Outdoor Hub mobile, the outdoor information engine


----------



## Patman75 (Jan 11, 2012)

If you use mulch make sure it is not fresh, it must be dried for 1 year.

If you use fresh mulch it will suck all the nitrogen out of the soil and you trees will hardly grown. Unless you give them additional nitrogen fertilzer.


----------



## hillsdale (May 23, 2010)

I have used the weed barrier and have had excellent results. Weeds will suck more water and inhibit tree growth. I don't use mulch. 


Outdoor Hub mobile, the outdoor information engine


----------



## JohnBischoff (Oct 11, 2012)

My job as an arborist has me deal with sick trees daily. I see the weed fabric problem quite frequently not saying it happens everytime its used but can. Mulch is the best thing by far plus as it biodegrades it provides lots of food for all the microbes and worms to eat. 
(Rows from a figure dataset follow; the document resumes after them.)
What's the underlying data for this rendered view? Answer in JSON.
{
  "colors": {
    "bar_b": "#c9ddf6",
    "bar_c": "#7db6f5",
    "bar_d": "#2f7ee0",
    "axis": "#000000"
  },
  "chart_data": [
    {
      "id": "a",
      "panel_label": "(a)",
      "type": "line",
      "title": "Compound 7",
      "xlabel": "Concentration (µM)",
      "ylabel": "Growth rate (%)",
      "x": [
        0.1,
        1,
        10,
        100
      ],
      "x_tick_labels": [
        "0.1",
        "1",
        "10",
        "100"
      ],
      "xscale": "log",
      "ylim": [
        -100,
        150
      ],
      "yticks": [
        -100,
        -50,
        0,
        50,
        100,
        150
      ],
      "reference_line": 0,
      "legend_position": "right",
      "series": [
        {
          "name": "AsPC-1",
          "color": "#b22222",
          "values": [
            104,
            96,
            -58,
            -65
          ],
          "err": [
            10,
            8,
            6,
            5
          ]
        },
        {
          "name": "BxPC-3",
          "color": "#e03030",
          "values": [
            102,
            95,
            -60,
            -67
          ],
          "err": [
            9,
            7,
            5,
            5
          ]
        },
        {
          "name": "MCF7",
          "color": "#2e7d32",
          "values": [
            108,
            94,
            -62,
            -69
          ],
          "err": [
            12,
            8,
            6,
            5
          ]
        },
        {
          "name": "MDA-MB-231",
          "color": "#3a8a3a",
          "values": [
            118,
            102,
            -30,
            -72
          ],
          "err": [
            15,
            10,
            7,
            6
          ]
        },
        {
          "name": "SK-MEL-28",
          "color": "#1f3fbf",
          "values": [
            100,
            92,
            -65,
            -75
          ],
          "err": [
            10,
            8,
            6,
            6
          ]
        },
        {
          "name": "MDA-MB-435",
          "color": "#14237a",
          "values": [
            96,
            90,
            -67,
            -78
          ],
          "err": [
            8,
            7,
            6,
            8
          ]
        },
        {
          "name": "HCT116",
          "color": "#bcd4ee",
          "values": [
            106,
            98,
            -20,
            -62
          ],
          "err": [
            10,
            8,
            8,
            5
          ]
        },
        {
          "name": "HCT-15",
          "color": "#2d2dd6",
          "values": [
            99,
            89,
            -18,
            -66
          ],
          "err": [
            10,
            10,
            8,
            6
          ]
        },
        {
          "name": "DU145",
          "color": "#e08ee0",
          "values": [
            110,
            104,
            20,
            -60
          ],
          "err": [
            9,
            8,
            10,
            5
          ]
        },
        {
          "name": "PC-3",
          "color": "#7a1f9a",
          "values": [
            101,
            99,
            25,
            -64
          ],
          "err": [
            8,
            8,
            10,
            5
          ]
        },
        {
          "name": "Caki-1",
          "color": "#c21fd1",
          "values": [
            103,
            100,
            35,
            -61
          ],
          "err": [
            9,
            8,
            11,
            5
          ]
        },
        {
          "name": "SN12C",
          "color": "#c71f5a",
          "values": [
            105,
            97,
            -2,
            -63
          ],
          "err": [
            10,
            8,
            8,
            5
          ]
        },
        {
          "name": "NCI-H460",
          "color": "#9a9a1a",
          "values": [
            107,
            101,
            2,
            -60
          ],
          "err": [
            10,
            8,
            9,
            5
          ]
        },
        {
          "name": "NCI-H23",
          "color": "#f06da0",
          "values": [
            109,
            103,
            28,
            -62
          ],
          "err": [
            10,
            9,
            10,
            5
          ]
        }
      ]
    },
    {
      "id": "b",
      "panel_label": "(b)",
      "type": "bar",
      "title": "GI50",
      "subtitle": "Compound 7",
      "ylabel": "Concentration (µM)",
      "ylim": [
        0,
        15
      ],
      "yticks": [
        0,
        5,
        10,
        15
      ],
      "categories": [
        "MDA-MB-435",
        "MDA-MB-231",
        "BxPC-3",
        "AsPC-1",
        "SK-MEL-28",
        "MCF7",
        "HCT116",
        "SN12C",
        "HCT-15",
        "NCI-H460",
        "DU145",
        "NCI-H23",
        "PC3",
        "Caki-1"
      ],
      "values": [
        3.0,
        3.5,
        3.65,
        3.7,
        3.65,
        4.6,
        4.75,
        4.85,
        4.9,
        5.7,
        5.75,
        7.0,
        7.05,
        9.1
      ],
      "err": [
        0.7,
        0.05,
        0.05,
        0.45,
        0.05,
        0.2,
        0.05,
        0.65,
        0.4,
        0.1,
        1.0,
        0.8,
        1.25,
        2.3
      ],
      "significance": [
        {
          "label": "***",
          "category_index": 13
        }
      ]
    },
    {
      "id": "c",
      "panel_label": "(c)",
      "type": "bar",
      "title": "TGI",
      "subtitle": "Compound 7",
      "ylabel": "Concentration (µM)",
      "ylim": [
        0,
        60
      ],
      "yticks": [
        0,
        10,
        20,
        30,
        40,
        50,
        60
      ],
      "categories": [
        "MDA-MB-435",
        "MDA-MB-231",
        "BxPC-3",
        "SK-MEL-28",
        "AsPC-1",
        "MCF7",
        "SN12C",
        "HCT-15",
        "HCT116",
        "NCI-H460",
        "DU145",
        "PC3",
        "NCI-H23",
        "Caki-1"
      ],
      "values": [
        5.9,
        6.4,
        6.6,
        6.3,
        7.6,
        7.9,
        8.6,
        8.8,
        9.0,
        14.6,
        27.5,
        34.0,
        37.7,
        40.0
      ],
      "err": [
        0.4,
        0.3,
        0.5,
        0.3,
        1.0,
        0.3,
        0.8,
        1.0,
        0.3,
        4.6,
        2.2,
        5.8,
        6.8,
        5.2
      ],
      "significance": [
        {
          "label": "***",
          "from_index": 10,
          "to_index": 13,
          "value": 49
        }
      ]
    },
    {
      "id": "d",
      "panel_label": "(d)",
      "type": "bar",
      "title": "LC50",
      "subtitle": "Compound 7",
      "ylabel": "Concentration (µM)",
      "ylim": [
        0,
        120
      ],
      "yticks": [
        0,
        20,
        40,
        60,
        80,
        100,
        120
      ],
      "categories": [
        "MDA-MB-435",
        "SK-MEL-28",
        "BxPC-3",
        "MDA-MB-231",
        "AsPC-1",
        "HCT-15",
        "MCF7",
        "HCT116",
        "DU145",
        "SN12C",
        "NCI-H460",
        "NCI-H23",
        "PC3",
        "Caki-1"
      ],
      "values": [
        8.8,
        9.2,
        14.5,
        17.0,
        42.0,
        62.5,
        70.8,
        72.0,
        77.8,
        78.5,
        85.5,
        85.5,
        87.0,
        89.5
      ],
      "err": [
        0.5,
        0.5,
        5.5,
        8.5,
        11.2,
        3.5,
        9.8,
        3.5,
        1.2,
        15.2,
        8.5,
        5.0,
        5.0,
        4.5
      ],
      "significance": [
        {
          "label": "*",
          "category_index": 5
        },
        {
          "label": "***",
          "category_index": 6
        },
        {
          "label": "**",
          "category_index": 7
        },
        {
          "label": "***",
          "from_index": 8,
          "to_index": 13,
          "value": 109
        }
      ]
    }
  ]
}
Outdoor Hub mobile, the outdoor information engine


----------



## slowpaya (Oct 23, 2011)

another thing to avoid is a monoculture,if planting for wildlife...mix it up,id recommend spreading junipers ,native pines,black spruce etc,the end result is dramaticly better,and dont plant in rows


----------



## bigbuck (Mar 17, 2001)

What about using round up before or after planting?


----------



## JohnBischoff (Oct 11, 2012)

Before is probably ok, but I would avoid using it after.


----------



## UltimateOutdoorsman (Sep 13, 2001)

Hop over to the "deer habitat" forum and do a search there. LOTS of info on spruce plantings.


----------